Некоторое время зал потрясенно молчал, но вскоре ворвался приветственными криками. Значки и футболки с надписью «Держись, Либби» и «Лучше больной, чем консервативный!» продавались в тот вечер по двадцати долларов штука. Рейтинг Гора вырос на десять пунктов, и Буш снова оказался в арьергарде. Ярости его не было границ.
– Отрезать мне ногу я не дам, – заранее предупредил будущий вице-президент.
– Да ну тебя с твоей ногой! – огрызнулся техасский губернатор. – Тут нужно что-нибудь глобальное!
– Вам следует последовательно разрушать имидж непримиримого консерватора, – назидательно произнесла советница по имиджу. – В этом смысле нелишне было бы отменить ближайшую смертную казнь.
– Ты что! – заорал Буш-младший. – Смертная казнь – гордость штата Техас! Зло должно быть наказано! За время губернаторства я казнил пятерых и до конца выборов успею казнить еще пару!
– Тогда можете попрощаться с президентством, – пожала плечами советница по связям с общественностью, и Буш-младший обхватил голову руками.
– Кто там у нас дожидается очереди? – спросил он обреченно, словно сам дожидался очереди, Серийный убийца, – с готовностью доложил прокурор штата. – Замочил десятерых, изнасиловал двадцать человек. Любимец дам, ведет обширную переписку – Что вы хотите – гримасы демократии.
– Сколько времени дожидается казни? – спросил Бут.
– Пятнадцать лет. Адвокаты добились очередного пересмотра, утверждая, что однажды в детстве он спас кошку.
– Кошку, – вздохнул Буш. – Кошку – это хорошо. Выпускаем.
На следующий день огромная толпа, собравшаяся у стен главной тюрьмы штата, приветствовала серийного убийцу, выходящего из железных ворот. Старик шериф, в свое время задержавший маньяка, со слезами на честных голубых глазах вручил ему букет роз.

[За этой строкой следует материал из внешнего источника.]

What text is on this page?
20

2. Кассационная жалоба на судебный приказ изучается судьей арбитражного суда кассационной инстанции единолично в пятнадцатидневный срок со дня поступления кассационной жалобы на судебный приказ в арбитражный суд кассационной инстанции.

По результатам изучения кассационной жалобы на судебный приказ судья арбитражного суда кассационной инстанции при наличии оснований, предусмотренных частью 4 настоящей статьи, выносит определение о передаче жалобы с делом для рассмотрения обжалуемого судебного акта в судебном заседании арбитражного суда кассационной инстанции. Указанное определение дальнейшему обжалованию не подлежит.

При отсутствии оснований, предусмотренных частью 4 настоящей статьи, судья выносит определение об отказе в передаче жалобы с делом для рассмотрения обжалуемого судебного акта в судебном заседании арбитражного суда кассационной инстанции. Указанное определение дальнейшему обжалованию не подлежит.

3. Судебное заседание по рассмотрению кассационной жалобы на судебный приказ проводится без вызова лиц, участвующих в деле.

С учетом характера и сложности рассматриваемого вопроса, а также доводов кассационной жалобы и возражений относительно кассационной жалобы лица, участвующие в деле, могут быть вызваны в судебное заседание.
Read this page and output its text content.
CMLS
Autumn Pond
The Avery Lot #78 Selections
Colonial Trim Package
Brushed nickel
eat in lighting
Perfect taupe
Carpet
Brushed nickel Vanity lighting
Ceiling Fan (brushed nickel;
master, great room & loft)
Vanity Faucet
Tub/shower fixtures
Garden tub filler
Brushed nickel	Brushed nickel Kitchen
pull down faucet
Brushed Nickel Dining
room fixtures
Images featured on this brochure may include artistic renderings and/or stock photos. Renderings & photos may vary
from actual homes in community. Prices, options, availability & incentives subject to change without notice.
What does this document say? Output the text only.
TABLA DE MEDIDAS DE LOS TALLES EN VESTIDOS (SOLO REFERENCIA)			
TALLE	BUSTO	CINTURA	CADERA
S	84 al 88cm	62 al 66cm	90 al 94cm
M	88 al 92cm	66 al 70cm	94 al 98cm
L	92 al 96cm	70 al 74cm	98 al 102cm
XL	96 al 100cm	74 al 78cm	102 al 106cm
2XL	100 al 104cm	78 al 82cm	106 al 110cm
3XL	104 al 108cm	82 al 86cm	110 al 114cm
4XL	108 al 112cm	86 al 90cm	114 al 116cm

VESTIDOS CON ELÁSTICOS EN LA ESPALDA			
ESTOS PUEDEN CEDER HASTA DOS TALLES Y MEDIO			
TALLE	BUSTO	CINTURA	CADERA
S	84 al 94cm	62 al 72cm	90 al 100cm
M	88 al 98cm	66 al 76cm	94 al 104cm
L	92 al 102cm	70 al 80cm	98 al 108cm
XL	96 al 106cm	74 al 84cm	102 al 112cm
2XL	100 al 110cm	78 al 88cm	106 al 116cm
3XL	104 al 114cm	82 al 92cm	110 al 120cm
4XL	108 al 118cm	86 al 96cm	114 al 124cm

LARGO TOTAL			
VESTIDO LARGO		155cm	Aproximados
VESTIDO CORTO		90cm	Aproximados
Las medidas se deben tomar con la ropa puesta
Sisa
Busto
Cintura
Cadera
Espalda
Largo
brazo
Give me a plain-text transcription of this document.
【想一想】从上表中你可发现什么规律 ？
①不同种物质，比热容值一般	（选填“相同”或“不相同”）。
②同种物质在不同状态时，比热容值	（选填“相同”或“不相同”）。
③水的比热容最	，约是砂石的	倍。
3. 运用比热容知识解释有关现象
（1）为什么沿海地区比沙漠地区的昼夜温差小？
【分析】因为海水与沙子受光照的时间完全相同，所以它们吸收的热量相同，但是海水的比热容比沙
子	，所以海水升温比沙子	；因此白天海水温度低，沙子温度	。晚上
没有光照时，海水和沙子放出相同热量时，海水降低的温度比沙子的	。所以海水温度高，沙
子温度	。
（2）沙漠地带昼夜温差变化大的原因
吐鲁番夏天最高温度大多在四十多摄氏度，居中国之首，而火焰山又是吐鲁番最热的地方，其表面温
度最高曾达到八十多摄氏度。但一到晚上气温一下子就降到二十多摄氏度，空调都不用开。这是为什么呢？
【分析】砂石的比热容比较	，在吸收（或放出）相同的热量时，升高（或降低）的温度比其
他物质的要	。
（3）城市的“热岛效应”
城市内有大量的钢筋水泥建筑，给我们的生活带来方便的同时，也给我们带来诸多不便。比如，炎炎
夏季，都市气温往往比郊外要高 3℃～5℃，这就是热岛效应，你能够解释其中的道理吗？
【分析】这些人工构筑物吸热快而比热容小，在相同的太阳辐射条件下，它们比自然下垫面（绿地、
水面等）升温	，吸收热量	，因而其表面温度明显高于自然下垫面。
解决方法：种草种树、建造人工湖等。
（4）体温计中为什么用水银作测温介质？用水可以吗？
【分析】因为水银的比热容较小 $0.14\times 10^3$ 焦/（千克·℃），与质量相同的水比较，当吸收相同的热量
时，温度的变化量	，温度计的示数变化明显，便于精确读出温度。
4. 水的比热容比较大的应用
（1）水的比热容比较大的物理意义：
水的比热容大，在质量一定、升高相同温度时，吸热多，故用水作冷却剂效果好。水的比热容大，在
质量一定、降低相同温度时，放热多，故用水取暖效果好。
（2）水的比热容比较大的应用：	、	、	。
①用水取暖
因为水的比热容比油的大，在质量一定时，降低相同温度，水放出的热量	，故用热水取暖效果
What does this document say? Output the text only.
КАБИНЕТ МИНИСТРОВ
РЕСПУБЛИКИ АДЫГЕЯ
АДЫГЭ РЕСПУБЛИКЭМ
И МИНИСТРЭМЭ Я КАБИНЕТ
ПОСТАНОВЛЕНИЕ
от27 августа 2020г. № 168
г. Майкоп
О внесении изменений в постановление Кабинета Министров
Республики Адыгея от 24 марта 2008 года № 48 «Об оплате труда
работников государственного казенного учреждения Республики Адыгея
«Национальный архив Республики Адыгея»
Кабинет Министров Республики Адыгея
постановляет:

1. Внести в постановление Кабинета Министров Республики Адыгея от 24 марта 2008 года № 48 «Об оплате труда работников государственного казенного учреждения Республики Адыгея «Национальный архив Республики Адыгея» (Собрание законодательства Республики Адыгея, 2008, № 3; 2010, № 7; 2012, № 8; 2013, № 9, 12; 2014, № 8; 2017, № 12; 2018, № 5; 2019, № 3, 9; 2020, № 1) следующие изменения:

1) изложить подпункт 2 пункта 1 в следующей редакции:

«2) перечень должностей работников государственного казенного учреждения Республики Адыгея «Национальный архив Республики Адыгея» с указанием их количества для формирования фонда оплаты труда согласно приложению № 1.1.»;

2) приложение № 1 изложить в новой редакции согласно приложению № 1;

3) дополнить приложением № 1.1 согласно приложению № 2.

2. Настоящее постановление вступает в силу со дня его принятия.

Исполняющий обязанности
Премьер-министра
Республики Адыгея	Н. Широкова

– Моя бы воля, сынок, – сказал он шепотом, – я положил бы этот букет тебе в гроб. Моли Бога за нашего губернатора, за его президентство и за долбаную американскую демократию, вот что я тебе скажу на прощание, сукин ты сын!
Маньяк радостно кивнул. Еще несколько букетов вылетело из толпы и шлепнулось к его ногам. Группа домохозяек подняла плакат «Спасший киску не потерян для Господа!». К спасшему киску широкими шагами подходил президент Буш. Улыбка его не предвещала ничего хорошего.
– Поздравляю, – громко сказал он, стискивая руку освобожденного железным пожатием. – Подожди, дай мне только стать президентом, и я найду тебя в любой мексиканской вонючей дыре, – добавил он так, что его услышал только маньяк. Толпа ликовала. Рейтинг Буша поднялся на двадцать пунктов, и Гор полчаса рвал на себе волосы.
– Это уже серьезно, – нахмурился советник по имиджу. – Я пока не вижу адекватного ответа… Разве что девочка?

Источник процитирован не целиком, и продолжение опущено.